The Pen and The Sword is a Praxis series of conversations where Nigerian writers reflect on what it really means to be a writer and explore how writing and indeed, writers, can influence change in the country, especially in the midst of the many killings and abductions going on.
‘The writer can do the only thing they can possibly do—to write,’ Amara Okolo begins, ‘Write consistently, savagely, write without vain. It’s coincidental that you asked this question because I have been thinking about it. In the course of my residencies here in the US, I have come across writers who are really using their writing as a force of element in their countries. They have been harassed, jailed, and some have even fled due to death threats. I have a writer friend from Turkey who was imprisoned, and when she reads her poetry in Kurdish you can hear the tranquillity, the memories of pain in her voice. With all that is going on in Nigeria, especially with terrorism, we are supposed to be telling the stories of these survivors, even the victims. We should not let their voices die out.’
Does it have to stop at writing? Or is much more expected? Amara Okolo emphasizes that ‘People are getting increasingly selfish these days, so I guess nothing more will be expected (if the writing happens).’ ‘Now don’t get me wrong…it is okay to be selfish sometimes, I am all for self-care and worth, especially in this time and generation,’ she clarifies, ‘but it is important to know that stories will not do all that is expected to be done for optimal change. Actions would have to be made. I have been to various parts of Northern Nigeria, and this year, I was talking to a friend about revisiting different IDP camps in the North to not just write and photograph about the situation there, but to also help as a volunteer, to assist in any way I can.
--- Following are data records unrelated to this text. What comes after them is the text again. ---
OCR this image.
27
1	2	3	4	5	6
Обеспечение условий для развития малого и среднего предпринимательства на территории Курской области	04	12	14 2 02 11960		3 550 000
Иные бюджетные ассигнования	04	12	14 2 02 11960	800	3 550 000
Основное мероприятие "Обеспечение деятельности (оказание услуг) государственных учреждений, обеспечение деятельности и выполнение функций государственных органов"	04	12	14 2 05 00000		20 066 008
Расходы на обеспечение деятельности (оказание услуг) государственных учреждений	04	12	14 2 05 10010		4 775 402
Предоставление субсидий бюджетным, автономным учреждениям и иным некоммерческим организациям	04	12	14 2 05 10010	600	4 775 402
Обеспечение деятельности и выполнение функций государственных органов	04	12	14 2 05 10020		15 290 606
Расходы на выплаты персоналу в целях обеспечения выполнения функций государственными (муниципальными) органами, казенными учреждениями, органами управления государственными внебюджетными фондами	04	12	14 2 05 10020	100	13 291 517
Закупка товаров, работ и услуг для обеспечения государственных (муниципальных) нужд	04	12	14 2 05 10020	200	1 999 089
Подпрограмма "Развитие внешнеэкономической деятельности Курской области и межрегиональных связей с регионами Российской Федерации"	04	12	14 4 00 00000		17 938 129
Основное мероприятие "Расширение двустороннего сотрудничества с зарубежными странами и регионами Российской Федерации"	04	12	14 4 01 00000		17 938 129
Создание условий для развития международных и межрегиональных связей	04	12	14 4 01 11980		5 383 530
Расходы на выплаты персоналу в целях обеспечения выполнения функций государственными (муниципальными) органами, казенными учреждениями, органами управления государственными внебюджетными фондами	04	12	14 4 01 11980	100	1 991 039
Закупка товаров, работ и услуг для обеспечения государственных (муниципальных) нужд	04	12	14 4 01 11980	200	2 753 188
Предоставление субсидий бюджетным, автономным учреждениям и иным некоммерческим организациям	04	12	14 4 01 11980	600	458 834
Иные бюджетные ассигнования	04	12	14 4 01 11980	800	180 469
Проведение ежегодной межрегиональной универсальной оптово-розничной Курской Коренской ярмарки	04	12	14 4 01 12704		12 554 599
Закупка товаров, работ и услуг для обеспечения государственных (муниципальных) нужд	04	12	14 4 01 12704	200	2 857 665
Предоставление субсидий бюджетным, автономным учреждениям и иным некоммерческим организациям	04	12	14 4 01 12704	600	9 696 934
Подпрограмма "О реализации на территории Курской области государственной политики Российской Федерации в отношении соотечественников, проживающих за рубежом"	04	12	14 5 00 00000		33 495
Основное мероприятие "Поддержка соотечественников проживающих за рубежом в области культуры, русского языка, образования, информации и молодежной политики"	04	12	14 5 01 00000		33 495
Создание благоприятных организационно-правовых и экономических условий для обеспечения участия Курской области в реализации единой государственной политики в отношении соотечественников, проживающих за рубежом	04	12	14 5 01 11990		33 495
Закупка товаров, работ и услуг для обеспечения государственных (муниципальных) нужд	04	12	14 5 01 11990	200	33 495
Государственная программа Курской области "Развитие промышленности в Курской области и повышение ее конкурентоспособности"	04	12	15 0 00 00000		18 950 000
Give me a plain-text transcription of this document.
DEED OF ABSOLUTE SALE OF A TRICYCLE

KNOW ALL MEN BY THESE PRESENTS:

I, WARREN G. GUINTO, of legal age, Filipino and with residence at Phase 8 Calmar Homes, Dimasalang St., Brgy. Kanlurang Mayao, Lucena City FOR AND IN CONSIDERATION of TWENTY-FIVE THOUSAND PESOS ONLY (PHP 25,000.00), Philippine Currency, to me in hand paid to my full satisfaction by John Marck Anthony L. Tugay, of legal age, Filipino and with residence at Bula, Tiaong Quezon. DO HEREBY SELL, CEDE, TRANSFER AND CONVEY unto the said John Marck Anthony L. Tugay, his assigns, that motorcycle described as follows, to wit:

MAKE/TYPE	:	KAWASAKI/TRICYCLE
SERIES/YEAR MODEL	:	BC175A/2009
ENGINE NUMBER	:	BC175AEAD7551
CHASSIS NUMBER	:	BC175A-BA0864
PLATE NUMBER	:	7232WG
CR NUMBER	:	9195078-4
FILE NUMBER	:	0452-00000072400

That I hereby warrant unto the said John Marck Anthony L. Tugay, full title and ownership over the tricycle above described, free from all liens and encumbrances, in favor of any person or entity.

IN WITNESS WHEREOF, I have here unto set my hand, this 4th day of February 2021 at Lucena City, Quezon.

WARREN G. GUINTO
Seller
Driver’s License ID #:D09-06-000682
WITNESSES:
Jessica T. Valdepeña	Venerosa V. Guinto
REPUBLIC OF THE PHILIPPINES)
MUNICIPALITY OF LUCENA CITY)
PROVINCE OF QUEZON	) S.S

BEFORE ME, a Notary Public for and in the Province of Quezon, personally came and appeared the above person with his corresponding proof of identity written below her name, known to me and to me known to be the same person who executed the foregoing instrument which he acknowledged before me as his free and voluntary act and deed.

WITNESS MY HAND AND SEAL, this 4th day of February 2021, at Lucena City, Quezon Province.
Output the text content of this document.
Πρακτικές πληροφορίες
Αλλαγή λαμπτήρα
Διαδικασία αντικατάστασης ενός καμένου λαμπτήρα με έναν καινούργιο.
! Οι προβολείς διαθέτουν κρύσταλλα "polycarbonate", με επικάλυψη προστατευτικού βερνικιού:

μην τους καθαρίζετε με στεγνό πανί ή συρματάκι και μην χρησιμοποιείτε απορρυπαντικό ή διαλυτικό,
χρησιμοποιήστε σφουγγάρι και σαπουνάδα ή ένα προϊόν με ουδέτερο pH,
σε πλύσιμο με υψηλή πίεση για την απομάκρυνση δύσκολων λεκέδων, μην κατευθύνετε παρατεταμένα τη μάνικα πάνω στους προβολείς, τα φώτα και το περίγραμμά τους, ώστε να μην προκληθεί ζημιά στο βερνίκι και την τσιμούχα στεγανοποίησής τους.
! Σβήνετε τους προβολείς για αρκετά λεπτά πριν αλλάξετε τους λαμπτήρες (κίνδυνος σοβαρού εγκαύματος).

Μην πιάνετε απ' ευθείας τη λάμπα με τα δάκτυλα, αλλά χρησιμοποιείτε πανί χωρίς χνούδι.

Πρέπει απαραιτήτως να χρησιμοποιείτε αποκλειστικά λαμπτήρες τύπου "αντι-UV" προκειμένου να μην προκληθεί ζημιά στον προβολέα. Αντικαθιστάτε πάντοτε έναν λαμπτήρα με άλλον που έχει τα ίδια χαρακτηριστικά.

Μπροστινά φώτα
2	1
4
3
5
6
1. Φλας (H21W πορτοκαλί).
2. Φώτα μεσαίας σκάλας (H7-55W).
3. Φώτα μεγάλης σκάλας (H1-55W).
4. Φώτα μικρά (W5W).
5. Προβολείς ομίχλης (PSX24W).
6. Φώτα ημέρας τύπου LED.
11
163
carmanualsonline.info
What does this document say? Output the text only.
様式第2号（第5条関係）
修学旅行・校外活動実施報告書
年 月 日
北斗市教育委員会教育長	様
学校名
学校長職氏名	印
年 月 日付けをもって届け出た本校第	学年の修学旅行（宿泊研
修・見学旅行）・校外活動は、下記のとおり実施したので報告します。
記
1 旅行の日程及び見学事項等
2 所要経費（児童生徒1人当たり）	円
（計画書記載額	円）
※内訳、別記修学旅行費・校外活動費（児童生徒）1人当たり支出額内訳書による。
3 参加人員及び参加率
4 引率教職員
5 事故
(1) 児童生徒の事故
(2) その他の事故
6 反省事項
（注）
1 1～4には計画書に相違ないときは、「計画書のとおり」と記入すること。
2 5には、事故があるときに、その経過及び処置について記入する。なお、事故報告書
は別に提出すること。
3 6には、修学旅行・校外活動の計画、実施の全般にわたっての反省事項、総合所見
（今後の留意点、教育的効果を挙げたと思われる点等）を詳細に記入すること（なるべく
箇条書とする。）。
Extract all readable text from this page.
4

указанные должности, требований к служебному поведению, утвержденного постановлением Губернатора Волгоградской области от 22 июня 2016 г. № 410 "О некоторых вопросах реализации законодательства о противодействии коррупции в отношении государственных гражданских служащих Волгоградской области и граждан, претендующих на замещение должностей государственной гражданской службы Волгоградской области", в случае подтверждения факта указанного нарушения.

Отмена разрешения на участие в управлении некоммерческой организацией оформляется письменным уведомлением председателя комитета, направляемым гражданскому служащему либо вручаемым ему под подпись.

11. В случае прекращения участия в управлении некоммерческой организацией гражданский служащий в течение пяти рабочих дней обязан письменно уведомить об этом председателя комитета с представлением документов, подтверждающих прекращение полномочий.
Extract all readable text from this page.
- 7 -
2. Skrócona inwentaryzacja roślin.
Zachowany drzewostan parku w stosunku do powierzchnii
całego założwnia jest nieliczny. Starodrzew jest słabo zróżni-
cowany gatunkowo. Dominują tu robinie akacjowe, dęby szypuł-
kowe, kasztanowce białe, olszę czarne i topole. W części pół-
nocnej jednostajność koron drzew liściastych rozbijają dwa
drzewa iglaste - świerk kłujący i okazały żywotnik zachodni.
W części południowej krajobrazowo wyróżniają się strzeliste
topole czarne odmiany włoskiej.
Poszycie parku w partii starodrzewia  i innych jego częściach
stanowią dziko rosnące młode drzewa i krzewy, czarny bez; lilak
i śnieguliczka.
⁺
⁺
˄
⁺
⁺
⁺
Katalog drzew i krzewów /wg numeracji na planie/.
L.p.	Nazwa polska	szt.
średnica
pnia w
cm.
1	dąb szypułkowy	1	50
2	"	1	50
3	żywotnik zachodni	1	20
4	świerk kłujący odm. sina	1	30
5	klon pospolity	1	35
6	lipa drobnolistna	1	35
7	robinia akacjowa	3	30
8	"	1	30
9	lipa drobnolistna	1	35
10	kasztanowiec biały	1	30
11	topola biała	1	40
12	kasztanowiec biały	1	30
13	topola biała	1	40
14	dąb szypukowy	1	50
I am not financially buoyant, and my work and everyday life restricts me from doing the most I can for these communities. But I have something in the works, and I hope in time I can do the best I can.’
She continues that indeed, a writer’s work should be a reflection of her environment, ‘As a writer, your environment exists for you to write about it. The people, the sounds, the voices, the weather, the earth, the emotions…if you don’t write about something you are familiar with, what else would you write well? No offence, but I think most Nigerian writers today are writing stories that fit a certain narrative just so they could be published. I stand corrected if I am wrong, though. It is okay to be published, but let us focus on what made us writers first—which is being Nigerian. Let us write about home the way no other foreigner can write about it. Write a story that no one else can tell better than you can, not what you think fits the margin. I write about grief and loss because I lost people to different forms of death in such quick succession that I felt the pain cease the beating of my own heart. I do not want to write about grief and loss—my first novel was a chick-lit romance. I wanted to write about love and happiness all through. But I began to experience these things that made my environment, my thinking change, and I had to write about the things I saw and faced.’
Having lost a parent, Amara Okolo talks about the possibility of finding comfort in other people’s reality through words, if only they would stay true to their experiences, ‘I wish more writers would write about happiness and beautiful things, especially people who have never lost a parent, who still have the second choice of home to return to during holidays. I want happy stories from these writers, because they are enveloped by them. But apparently, it seems like no writer wants to write about these things. I hope one day, they see that this happiness is a privilege, and they use that environment to create a story for people living in grief, like me.’
But how does she try to reach out to others and the society through her own work? Amara responds, ‘I am trying to not just focus on myself when writing. I try to tell the human experience from all spheres of life, from happiness to joy, from pain to suffering. I am trying to give my stories a thousand voices that will echo through a change in the narrative. I don’t want to be regarded a revolutionary, but I want my writing to cause a revolution; to raise conversations and dialogues, to get people talking. This is why nowadays I end all my stories with something I call ‘open-ended memories’, a way of getting the reader to see the story materialize in pictures they can see, can imagine, and then when they get to the end, they think about. They think about it when sitting in their rooms, in the bus on their way to work, in class, with friends and loved ones. They wonder why the story ended that way, and try to see what happens after that last paragraph, that last line. And with all this, they create a memory without knowing it. They ask and answer questions; they bring life to the characters in their own specific way. That, for me, is all that makes the difference.’
Amara Nicole Okolo is a lawyer and writer living in Nigeria. She is the author of Black Sparkle Romance and a collection of short stories, Son of Man. She was amongst the participants of the 2015 Farafina Workshop by Chimamanda Adichie. In 2017 her short story “The Colour of Teeth” was published in an anthology by Afreada and translated to Spanish by Afribuku. She is currently working on her second and third novels.